One of the industries enjoying extended success in the U.S. is the automobile industry. With vehicle sales going through the roof, the rising tide is taking all boats up, including those of the companies supplying components to the carmakers. In such a scenario, it is not surprising to see Shiloh Industries Inc. (NASDAQ: SHLO) and Lydall Inc. (NYSE: LDL) posting higher sales and profits. What's surprising is the fact that these stocks have corrected lately, potentially presenting a buying opportunity. Here is a closer look to see if the opportunity is indeed genuine.

Shiloh Industries is a diversified player as it caters to other industrial markets, apart from automotive and commercial vehicles. The company's top line grew 14.7 percent in the latest quarter, although earnings growth was slightly behind at 12 percent. However, this still represents a strong business case for Shiloh which supplies lightweighting and noise, vibration and harshness (NVH) solutions to the various industries. It is a competitive but growing business where innovative technologies and products go a long way in ensuring long-term sustainability of the business.

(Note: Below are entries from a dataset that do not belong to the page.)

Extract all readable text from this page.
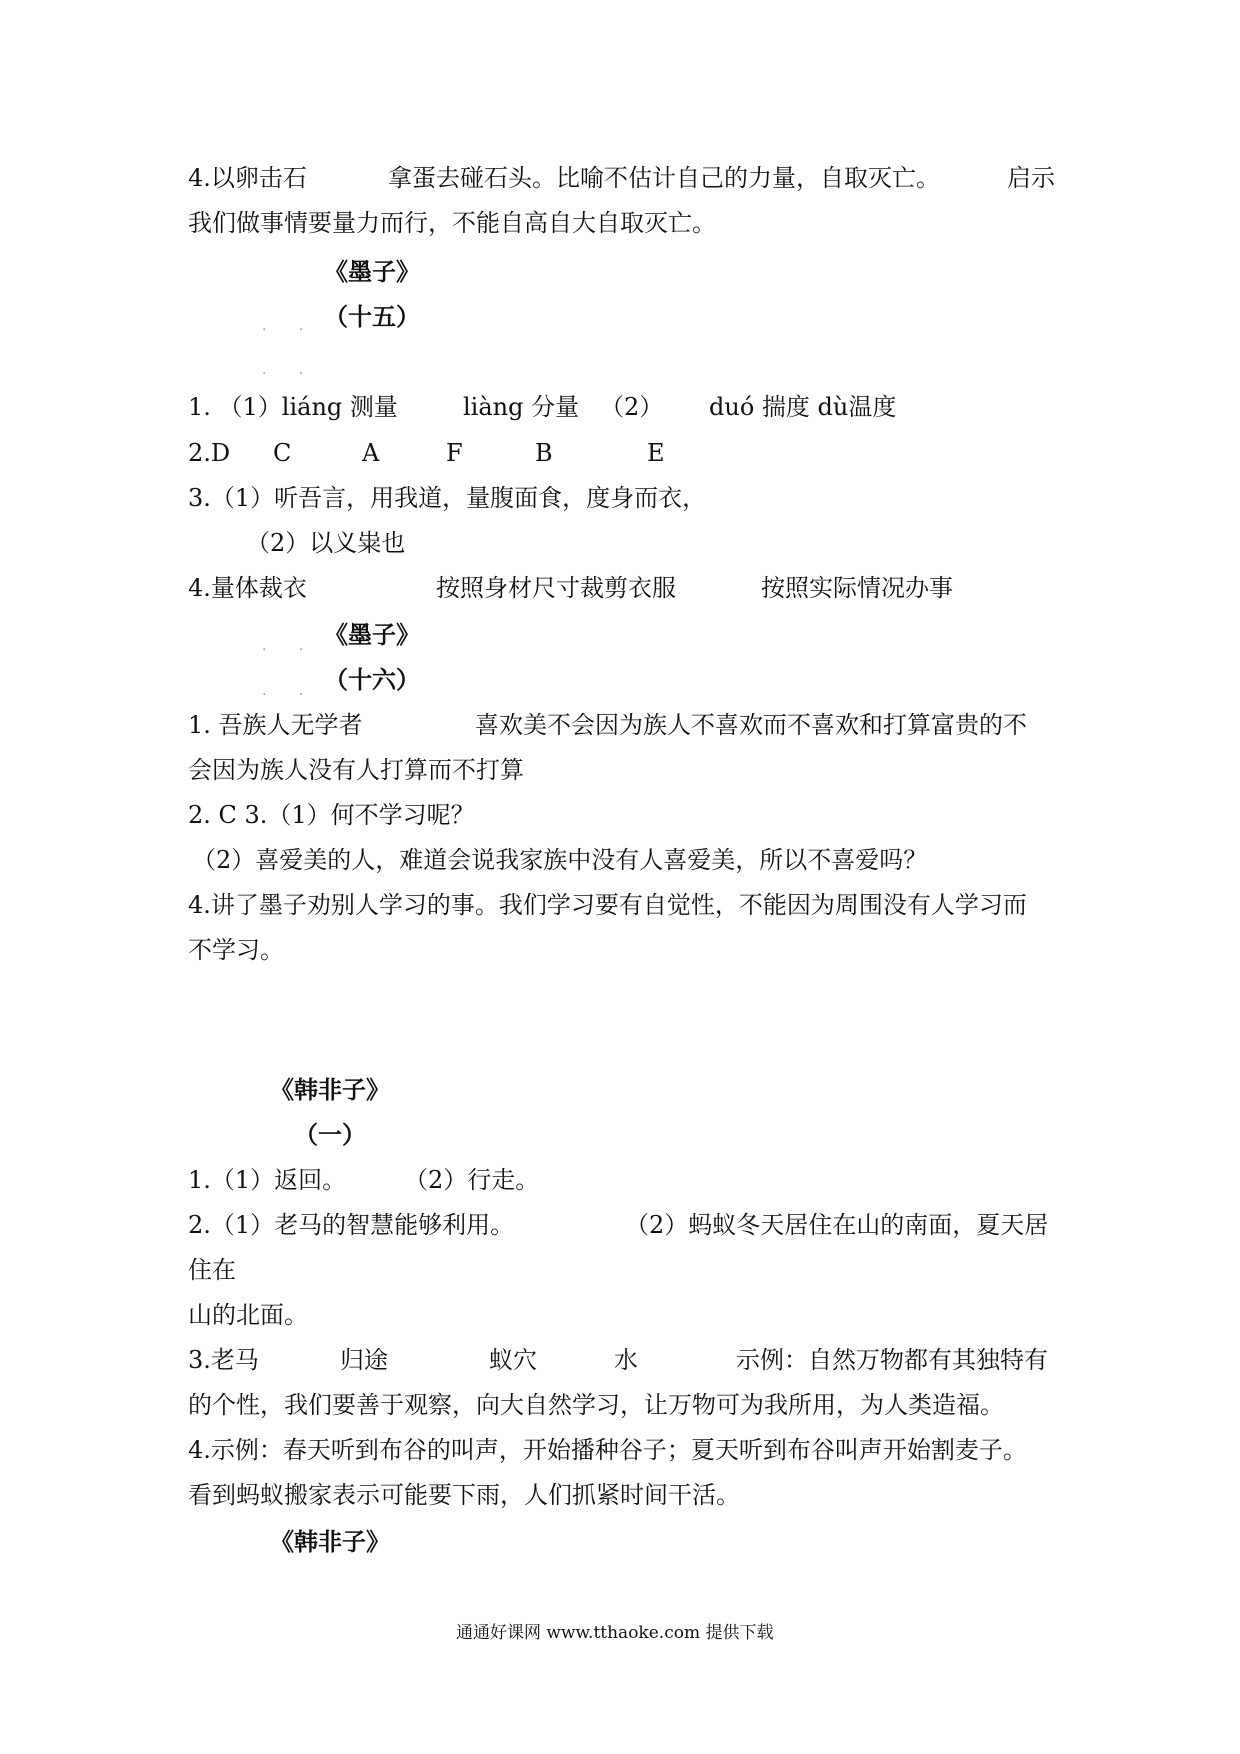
4.以卵击石	拿蛋去碰石头。比喻不估计自己的力量，自取灭亡。	启示
我们做事情要量力而行，不能自高自大自取灭亡。
《墨子》
. . （十五）
. .
1. （1）liáng 测量	liàng 分量 （2） duó 揣度 dù温度
2.D C	A	F	B	E
3.（1）听吾言，用我道，量腹面食，度身而衣，
（2）以义粜也
4.量体裁衣	按照身材尺寸裁剪衣服	按照实际情况办事
. . 《墨子》
. . （十六）
1. 吾族人无学者	喜欢美不会因为族人不喜欢而不喜欢和打算富贵的不
会因为族人没有人打算而不打算
2. C 3.（1）何不学习呢？
（2）喜爱美的人，难道会说我家族中没有人喜爱美，所以不喜爱吗？
4.讲了墨子劝别人学习的事。我们学习要有自觉性，不能因为周围没有人学习而
不学习。
《韩非子》
（一）
1.（1）返回。 （2）行走。
2.（1）老马的智慧能够利用。	（2）蚂蚁冬天居住在山的南面，夏天居
住在
山的北面。
3.老马	归途	蚁穴	水	示例：自然万物都有其独特有
的个性，我们要善于观察，向大自然学习，让万物可为我所用，为人类造福。
4.示例：春天听到布谷的叫声，开始播种谷子；夏天听到布谷叫声开始割麦子。
看到蚂蚁搬家表示可能要下雨，人们抓紧时间干活。
《韩非子》
通通好课网 www.tthaoke.com 提供下载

At a net profit margin of 3.2 percent, Shiloh is not among margin toppers but isn't very far off either. The good thing about the management at Shiloh is its ability to identify and acquire good businesses without stretching the balance sheet. In the latest instance, Shiloh has acquired Sweden based Finnveden Metal Structures for $56.6 million. The acquisition can boost its annual revenues by up to $180 million. Meanwhile, valuations are low and the correction has made the stock even more attractive. At a price earnings ratio of 11.9 and a price by sales ratio of just 0.4, the stock is not expensive and has room for growth.

Another player in the automotive industry is Lydall Inc. which has posted strong sales and earnings growth in recent quarters. Consequently, its stock went on to hit a 52-week high, but saw a 10 percent correction last month. The company produces and sells specialty engineered filtration media, industrial thermal insulating solutions, automotive thermal and acoustical barriers, medical filtration media and devices and biopharmaceutical processing components.

Powered by suitable acquisitions, its top line grew 47.2 percent in the quarter ended June 30, while gross margins also improved. Although net income trailed with a growth of 38.4 percent, it was largely due to a one-time expense. Despite the slower growth in net profit, the company is on track to post its highest profit this year, and this should drive the stock which currently sells at a conservative forward price earnings ratio of 12.8.

Disclosure: The author has no positions in any stocks mentioned, and no plans to initiate any positions within the next 72 hours.